The perceived delay by the President to assent to the law regulating genetic engineering is causing anxiety among some sections of the scientific community with some now doubting whether the president actually received the bill while others doubting the government’s commitment to implementing it’s own agenda especially on agricultural transformation.
Still, despite the dwindling hope that the government is ready to embrace science and evidence-based policies, there are voices, even actions of resilience among the scientific community to move forward towards the release of products of genetic improvement.
In November 2018, Parliament passed a revised bill that most scientists described as a bad law whose spirit, they say was to frustrate innovations and adoption of GMO technology and went counter to the original objectives of the legislation- which was to promote the safe development of genetically engineered crops. This was In response to the president’s view to have a system that would safeguard indigenous crop and animal species.
The constitution gives the president up to 30 days to assent to a bill to become law.

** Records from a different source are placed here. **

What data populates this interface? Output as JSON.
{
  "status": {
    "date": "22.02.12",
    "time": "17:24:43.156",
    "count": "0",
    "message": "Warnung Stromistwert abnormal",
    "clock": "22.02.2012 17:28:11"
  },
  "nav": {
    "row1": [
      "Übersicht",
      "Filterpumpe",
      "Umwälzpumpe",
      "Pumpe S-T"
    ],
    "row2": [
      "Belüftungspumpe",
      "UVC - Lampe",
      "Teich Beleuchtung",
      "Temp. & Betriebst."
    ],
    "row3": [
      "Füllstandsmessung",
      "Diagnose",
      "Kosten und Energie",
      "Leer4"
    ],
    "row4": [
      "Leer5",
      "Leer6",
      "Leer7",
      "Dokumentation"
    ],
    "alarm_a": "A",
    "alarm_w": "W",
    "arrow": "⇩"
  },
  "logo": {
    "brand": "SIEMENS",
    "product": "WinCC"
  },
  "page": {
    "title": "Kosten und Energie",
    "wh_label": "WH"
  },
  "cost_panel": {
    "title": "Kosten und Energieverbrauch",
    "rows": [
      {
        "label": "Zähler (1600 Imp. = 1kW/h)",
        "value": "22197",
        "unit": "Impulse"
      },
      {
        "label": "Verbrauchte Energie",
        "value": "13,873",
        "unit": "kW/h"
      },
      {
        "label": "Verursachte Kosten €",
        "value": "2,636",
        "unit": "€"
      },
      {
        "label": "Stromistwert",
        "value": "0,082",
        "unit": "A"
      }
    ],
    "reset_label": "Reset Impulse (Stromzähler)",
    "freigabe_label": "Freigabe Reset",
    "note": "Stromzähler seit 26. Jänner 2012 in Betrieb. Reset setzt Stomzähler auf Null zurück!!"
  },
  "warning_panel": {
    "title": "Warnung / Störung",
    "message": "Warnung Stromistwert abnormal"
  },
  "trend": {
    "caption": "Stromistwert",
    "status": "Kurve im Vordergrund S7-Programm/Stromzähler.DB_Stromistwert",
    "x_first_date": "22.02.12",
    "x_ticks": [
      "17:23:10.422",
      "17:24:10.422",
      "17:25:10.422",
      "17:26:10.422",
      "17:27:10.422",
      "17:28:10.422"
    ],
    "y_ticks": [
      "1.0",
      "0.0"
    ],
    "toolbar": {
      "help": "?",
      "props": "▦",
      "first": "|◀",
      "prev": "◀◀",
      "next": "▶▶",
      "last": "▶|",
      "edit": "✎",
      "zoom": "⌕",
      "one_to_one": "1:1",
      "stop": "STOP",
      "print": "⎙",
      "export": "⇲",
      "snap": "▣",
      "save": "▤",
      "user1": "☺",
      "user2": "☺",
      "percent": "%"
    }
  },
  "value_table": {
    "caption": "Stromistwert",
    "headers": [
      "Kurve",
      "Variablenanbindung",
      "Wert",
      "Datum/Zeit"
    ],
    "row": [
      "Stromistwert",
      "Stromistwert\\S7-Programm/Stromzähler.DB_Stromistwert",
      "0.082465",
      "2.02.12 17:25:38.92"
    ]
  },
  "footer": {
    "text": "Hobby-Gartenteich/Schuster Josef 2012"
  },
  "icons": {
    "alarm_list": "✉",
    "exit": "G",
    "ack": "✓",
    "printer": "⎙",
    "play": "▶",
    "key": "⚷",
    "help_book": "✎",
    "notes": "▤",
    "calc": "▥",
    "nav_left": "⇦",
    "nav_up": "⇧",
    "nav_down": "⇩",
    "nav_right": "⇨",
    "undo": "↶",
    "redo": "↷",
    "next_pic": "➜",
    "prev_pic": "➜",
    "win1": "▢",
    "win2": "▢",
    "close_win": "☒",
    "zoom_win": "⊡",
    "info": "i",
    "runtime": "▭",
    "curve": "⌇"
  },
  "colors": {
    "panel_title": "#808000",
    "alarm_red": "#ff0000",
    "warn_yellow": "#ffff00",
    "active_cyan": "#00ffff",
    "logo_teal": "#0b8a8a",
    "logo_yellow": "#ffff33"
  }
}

But ever since Parliament passed the amended instrument, there is fear that the bill might not have reached the president’s table or perhaps if it reached, it might have been smuggled away by the mafia to frustrate the realisation of fruits arising from years of development of GMOs.
“We have no evidence that the president actually received the bill,” said Arthur Makara, the Commissioner for science outreach and communication in the Ministry of Science Technology and Innovations (STI).
Efforts by The Sunrise to establish the status of the bill from the relevant bodies ie State House and Parliament hit a dead end. The President’s spokesperson Don Wanyama told this reporter that he was unaware of the status of the bill as he was in the field by the the time of the call. And the Director of Communication at Parliament Chris Obore’s phone was off by the time of the call.
Despite the prevailing atmosphere of uncertainty, some prominent scientists are voicing readiness to move ahead with the bad law, in order to safeguard the many achievements Uganda has recorded in a rapidly evolving global economic and research environment.
Dr. Theresa Ssengooba, a member of the board of the Uganda National Council for Science and Technology (UNCST) and one of the foremost breeders in the country, argues that there is consensus among Ugandan scientists that they should move ahead with the development of GMOs.
“We are determined to move forward with the research. We believe that people’s mindset will gradually change in favour after realising the benefits of the technology,” She added.
“Scientists think that we can continue with research and have products that will change the mindset of the people because whether you like it or not, GMOs will be good for this country.”
Ssengooba made the comments while speaking to a group of science journalists in Kampala this week. Her comments came after a presentation by Akille Sunday Igu, the Legal and Policy Programme Officer of the African Biosafety Network of Expertise (ABNE), a scientific body of Experts established the African Union Commission.
Akille, argued that Parliament introduced restrictive provisions of Strict Liability provisions against Patent holders of the technology as a deterrence for them to develop and propagate the technology despite evidence that its application heralds numerous benefits for millions of poor farmers and the Ugandan economy.
He argued however that the Strict Liability provisions go against the African Union vision 2063 dubbed as The Africa We Want that seeks to increase agricultural productivity using science.
“Provisions like these will be repulsive for developers of technology that would have helped to create jobs and raise the incomes of poor people,” said Akille.
The direction of Uganda’s regulatory environment is going against the wind of change across the continent that is aimed at removing the restrictive laws in order to encourage research.
Ethiopia, Tanzania, Eswatini, formally known as Swaziland have all relaxed their laws and are moving rapidly towards commercialisation of Genetically Modified crops.
The recent attacks by the Fall Army Worm that destroys maize as well as frequent droughts, and the need to revive the cotton industry in most of the those countries has triggered the mindset change.
As Dr. Ssengooba observed; “Countries that had introduced strict liability provisions, research comes to a dead end because no scientist wants to be held accountable for crimes that may be committed by others.”